GEORGETOWN, Del. – Walt Disney Co.'s (DIS) board of directors went on trial on Wednesday, on shareholder accusations that it merely rubberstamped a decision to hire Michael Ovitz (search) and allowed him to walk away months later with a $140 million severance package.
In one of the most closely watched corporate governance trials of the year, shareholders are demanding that the severance package plus interest be returned to the company, a sum that could amount to $200 million.
Shareholders contend that Ovitz, who was hired as president in a deal engineered by Disney Chief Executive Michael Eisner (search), and a personal friend, should have been fired.
Lawyers for the shareholders opened their case by calling expert witness Deborah DeMott, a law professor at Duke University and corporate governance expert, who testified that based on the records she reviewed the board never met to discuss hiring Ovitz.
She said the board was no more involved when it came time for Ovitz to leave.

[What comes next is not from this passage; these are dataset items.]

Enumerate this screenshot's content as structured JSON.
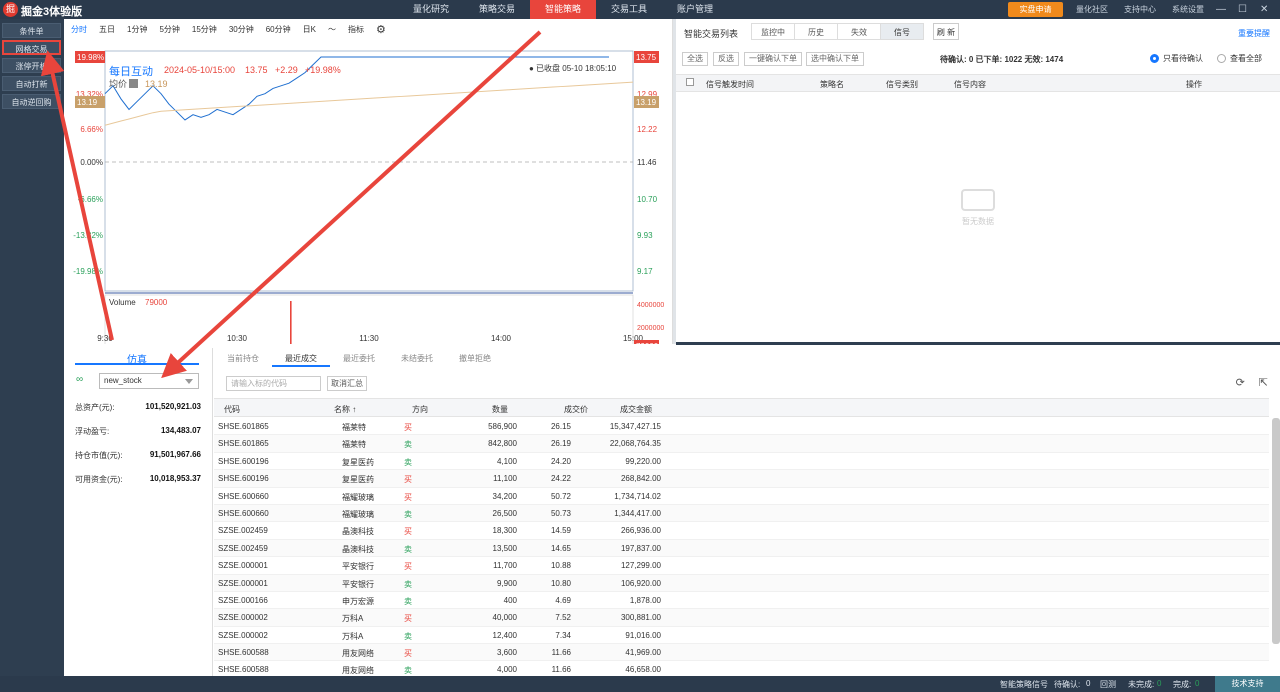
{
  "app": {
    "title": "掘金3体验版",
    "logo_text": "掘"
  },
  "topnav": [
    "量化研究",
    "策略交易",
    "智能策略",
    "交易工具",
    "账户管理"
  ],
  "topnav_active": 2,
  "real_btn": "实盘申请",
  "toplinks": [
    "量化社区",
    "支持中心",
    "系统设置"
  ],
  "window": {
    "min": "—",
    "max": "☐",
    "close": "✕"
  },
  "leftbar": [
    "条件单",
    "网格交易",
    "涨停开板",
    "自动打新",
    "自动逆回购"
  ],
  "leftbar_selected": 1,
  "chart": {
    "periods": [
      "分时",
      "五日",
      "1分钟",
      "5分钟",
      "15分钟",
      "30分钟",
      "60分钟",
      "日K",
      "〜",
      "指标",
      "⚙"
    ],
    "stock_name": "每日互动",
    "datetime": "2024-05-10/15:00",
    "price": "13.75",
    "change": "+2.29",
    "change_pct": "+19.98%",
    "avg_label": "均价",
    "avg_value": "13.19",
    "closed_note": "● 已收盘 05-10 18:05:10",
    "left_ticks": [
      "19.98%",
      "13.32%",
      "6.66%",
      "0.00%",
      "-6.66%",
      "-13.32%",
      "-19.98%"
    ],
    "right_ticks": [
      "13.75",
      "12.99",
      "12.22",
      "11.46",
      "10.70",
      "9.93",
      "9.17"
    ],
    "left_tag": "13.19",
    "right_tag": "13.19",
    "volume_label": "Volume",
    "volume_value": "79000",
    "vol_ticks": [
      "4000000",
      "2000000"
    ],
    "vol_tag": "79000",
    "time_ticks": [
      "9:30",
      "10:30",
      "11:30",
      "14:00",
      "15:00"
    ]
  },
  "chart_data": {
    "type": "line",
    "x": [
      "09:30",
      "10:30",
      "11:30/13:00",
      "14:00",
      "15:00"
    ],
    "series": [
      {
        "name": "每日互动",
        "values_pct": [
          13.0,
          11.0,
          19.98,
          19.98,
          19.98
        ]
      },
      {
        "name": "均价",
        "values_pct": [
          9.0,
          10.5,
          13.0,
          14.0,
          15.0
        ]
      }
    ],
    "ylim_pct": [
      -19.98,
      19.98
    ],
    "price_ylim": [
      9.17,
      13.75
    ],
    "volume_ylim": [
      0,
      4000000
    ]
  },
  "signals": {
    "title": "智能交易列表",
    "tabs": [
      "监控中",
      "历史",
      "失效",
      "信号"
    ],
    "active_tab": 3,
    "refresh": "刷 新",
    "important": "重要提醒",
    "buttons": [
      "全选",
      "反选",
      "一键确认下单",
      "选中确认下单"
    ],
    "stats": "待确认: 0   已下单: 1022   无效: 1474",
    "radio1": "只看待确认",
    "radio2": "查看全部",
    "headers": [
      "信号触发时间",
      "策略名",
      "信号类别",
      "信号内容",
      "操作"
    ],
    "empty": "暂无数据"
  },
  "account": {
    "tab": "仿真",
    "select": "new_stock",
    "rows": [
      {
        "k": "总资产(元):",
        "v": "101,520,921.03"
      },
      {
        "k": "浮动盈亏:",
        "v": "134,483.07"
      },
      {
        "k": "持仓市值(元):",
        "v": "91,501,967.66"
      },
      {
        "k": "可用资金(元):",
        "v": "10,018,953.37"
      }
    ]
  },
  "trades": {
    "tabs": [
      "当前持仓",
      "最近成交",
      "最近委托",
      "未结委托",
      "撤单拒绝"
    ],
    "active_tab": 1,
    "search_placeholder": "请输入标的代码",
    "cancel": "取消汇总",
    "headers": [
      "代码",
      "名称 ↑",
      "方向",
      "数量",
      "成交价",
      "成交金额"
    ],
    "rows": [
      [
        "SHSE.601865",
        "福莱特",
        "买",
        "586,900",
        "26.15",
        "15,347,427.15"
      ],
      [
        "SHSE.601865",
        "福莱特",
        "卖",
        "842,800",
        "26.19",
        "22,068,764.35"
      ],
      [
        "SHSE.600196",
        "复星医药",
        "卖",
        "4,100",
        "24.20",
        "99,220.00"
      ],
      [
        "SHSE.600196",
        "复星医药",
        "买",
        "11,100",
        "24.22",
        "268,842.00"
      ],
      [
        "SHSE.600660",
        "福耀玻璃",
        "买",
        "34,200",
        "50.72",
        "1,734,714.02"
      ],
      [
        "SHSE.600660",
        "福耀玻璃",
        "卖",
        "26,500",
        "50.73",
        "1,344,417.00"
      ],
      [
        "SZSE.002459",
        "晶澳科技",
        "买",
        "18,300",
        "14.59",
        "266,936.00"
      ],
      [
        "SZSE.002459",
        "晶澳科技",
        "卖",
        "13,500",
        "14.65",
        "197,837.00"
      ],
      [
        "SZSE.000001",
        "平安银行",
        "买",
        "11,700",
        "10.88",
        "127,299.00"
      ],
      [
        "SZSE.000001",
        "平安银行",
        "卖",
        "9,900",
        "10.80",
        "106,920.00"
      ],
      [
        "SZSE.000166",
        "申万宏源",
        "卖",
        "400",
        "4.69",
        "1,878.00"
      ],
      [
        "SZSE.000002",
        "万科A",
        "买",
        "40,000",
        "7.52",
        "300,881.00"
      ],
      [
        "SZSE.000002",
        "万科A",
        "卖",
        "12,400",
        "7.34",
        "91,016.00"
      ],
      [
        "SHSE.600588",
        "用友网络",
        "买",
        "3,600",
        "11.66",
        "41,969.00"
      ],
      [
        "SHSE.600588",
        "用友网络",
        "卖",
        "4,000",
        "11.66",
        "46,658.00"
      ]
    ]
  },
  "status": {
    "sig": "智能策略信号",
    "pending": "待确认:",
    "pending_val": "0",
    "backtest": "回测",
    "undone": "未完成:",
    "undone_val": "0",
    "done": "完成:",
    "done_val": "0",
    "tech": "技术支持"
  },
  "colors": {
    "accent": "#e8453c",
    "blue": "#1677ff",
    "buy": "#e8453c",
    "sell": "#2aa05a",
    "dark": "#2b3a4c"
  }
}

"With regard to Mr. Ovitz's termination by the corporation ... I saw nothing in the record to indicate that the decision was precipitated by a meeting of the corporation's board of directors," DeMott testified in Delaware's Court of the Chancery.
Steven Schulman, the head Milberg Weiss attorney representing shareholders, has said directors approved the deal after giving it only a cosmetic glance, failing to live up to their corporate responsibilities.
Ovitz at the time was one of Hollywood's most powerful talent agents and co-founder of Creative Artists Agency (search), but his tenure as Disney's president lasted only 14 months and was marked by turmoil. Shareholders claim he should have been fired, but instead the board awarded Ovitz the lucrative package and allowed him to walk away.
Schulman has also said publicly that Ovitz was untrustworthy, unable to delegate and unethical, charging he had financial interests in conflict with his job at Disney.
Scheduled to last four weeks, the case will be decided by a judge who will base his finding on whether the board acted with good faith and with the interests of the company at heart.
Lawyers for shareholders plan to call three witnesses, then the defense will put on its case, with testimony expected from Ovitz, Eisner and most of the Disney board.